Probably because it means she still feels something from me. I'll take hate if that's what she has to offer.

"One last thing," I tell her. "You and I are going to the compound tomorrow to announce our engagement. I expect you to be moved in by the end of the week."

She jerks in surprise. "Move in?"

I arch an eyebrow. "Yes. I expect you to move in with me, Aurora. I'm surprised it didn't come up despite your extensive list."

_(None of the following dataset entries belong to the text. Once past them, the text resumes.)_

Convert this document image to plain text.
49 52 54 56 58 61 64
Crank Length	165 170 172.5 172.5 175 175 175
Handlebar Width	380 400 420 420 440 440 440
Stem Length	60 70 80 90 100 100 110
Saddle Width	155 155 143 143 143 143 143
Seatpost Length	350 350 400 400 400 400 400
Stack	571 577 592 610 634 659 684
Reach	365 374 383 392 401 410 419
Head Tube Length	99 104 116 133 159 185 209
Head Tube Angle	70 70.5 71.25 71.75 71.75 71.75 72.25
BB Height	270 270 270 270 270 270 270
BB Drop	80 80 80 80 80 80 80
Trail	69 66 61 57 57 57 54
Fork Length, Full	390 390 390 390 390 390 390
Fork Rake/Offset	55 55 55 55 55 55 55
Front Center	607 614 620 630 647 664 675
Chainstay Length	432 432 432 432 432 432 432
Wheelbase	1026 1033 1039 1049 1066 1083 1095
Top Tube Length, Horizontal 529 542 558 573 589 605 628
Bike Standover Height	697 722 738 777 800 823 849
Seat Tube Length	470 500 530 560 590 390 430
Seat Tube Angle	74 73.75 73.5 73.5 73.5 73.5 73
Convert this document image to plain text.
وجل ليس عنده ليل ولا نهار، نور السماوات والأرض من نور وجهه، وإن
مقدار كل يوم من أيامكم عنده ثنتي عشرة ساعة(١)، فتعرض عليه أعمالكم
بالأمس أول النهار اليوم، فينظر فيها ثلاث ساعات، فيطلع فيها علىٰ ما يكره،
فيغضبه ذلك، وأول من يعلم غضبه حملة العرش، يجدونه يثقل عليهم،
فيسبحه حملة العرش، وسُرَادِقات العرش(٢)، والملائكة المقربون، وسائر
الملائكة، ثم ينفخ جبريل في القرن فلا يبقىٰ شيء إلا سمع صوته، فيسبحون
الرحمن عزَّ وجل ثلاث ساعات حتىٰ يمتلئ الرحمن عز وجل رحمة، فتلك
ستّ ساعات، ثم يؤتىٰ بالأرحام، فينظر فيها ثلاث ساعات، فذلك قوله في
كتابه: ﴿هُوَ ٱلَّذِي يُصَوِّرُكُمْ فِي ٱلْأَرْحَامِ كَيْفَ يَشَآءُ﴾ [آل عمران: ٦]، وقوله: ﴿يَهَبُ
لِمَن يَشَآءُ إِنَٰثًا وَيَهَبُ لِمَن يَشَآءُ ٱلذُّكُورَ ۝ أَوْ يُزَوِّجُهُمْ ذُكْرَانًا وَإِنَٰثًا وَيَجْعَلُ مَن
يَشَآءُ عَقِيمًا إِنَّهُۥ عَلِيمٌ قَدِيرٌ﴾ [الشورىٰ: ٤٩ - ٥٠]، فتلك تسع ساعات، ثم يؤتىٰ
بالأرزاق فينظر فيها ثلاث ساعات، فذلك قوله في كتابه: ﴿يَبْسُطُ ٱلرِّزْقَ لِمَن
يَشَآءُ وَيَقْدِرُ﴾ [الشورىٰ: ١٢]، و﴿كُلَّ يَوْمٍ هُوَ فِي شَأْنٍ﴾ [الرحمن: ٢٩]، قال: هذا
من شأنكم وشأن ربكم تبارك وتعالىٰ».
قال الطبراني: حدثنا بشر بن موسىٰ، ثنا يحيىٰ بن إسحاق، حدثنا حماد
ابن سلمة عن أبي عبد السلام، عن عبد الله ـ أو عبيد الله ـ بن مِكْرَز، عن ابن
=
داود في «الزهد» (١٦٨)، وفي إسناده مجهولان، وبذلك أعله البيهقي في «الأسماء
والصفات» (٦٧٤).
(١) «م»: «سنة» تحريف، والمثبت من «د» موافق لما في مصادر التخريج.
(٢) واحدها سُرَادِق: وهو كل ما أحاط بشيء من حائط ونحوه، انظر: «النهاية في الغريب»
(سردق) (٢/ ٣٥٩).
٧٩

"Why can't we move into my house?" she protests.

I chuckle lightly. "That's a joke, right?"

She shifts uncomfortably in her seat. "I can't just up and move out of my apartment. Do you know how long it took before I got off the waiting list to live in that place?"

It's odd hearing Aurora Maranzano speak like she's some kind of commoner.

"What do you mean by waiting list? Your father would have bought you that entire building if you asked for it."

"What father? I didn't have one then, and I certainly don't have one now," she says dryly.

"Right. I don't care about your apartment, Aurora. You and I are moving into the compound. It's non-negotiable."

"You can't do that. I have a life outside the outfit now. I have work. I have friends."

"You have one friend," I correct. "Sabrina Miller. And from what I've been able to gather, she has no idea who you really are. If I were you, I'd tell her the truth. It might be hard to find a believable enough excuse for why you're suddenly moving out and getting married."

Her expression flickers for a second, and I catch doubt and worry swirling beneath it. She covers it up, her hand tightening around the cup in her hand. She doesn't argue with me on that, which means she's been thinking about it. Good.

"With regards to your company, I want to believe by now it's already self-sufficient enough that you can take some time off."

"Four months is a long time," she states.

"Then work from home. I'll even let you make an appearance once in a while."

"You'll let me?" she grits out.

"Yes. Like I told you, Aurora. You're mine now," I say, getting to my feet. "I'll wire some money into your account. Buy yourself a ring. We'll be seeing your godfather tomorrow evening. Don't forget to wear a pretty dress."

She's looking at me incredulously. And for the first time, I see fear flicker in her brown eyes. I hate how it fills me with satisfaction.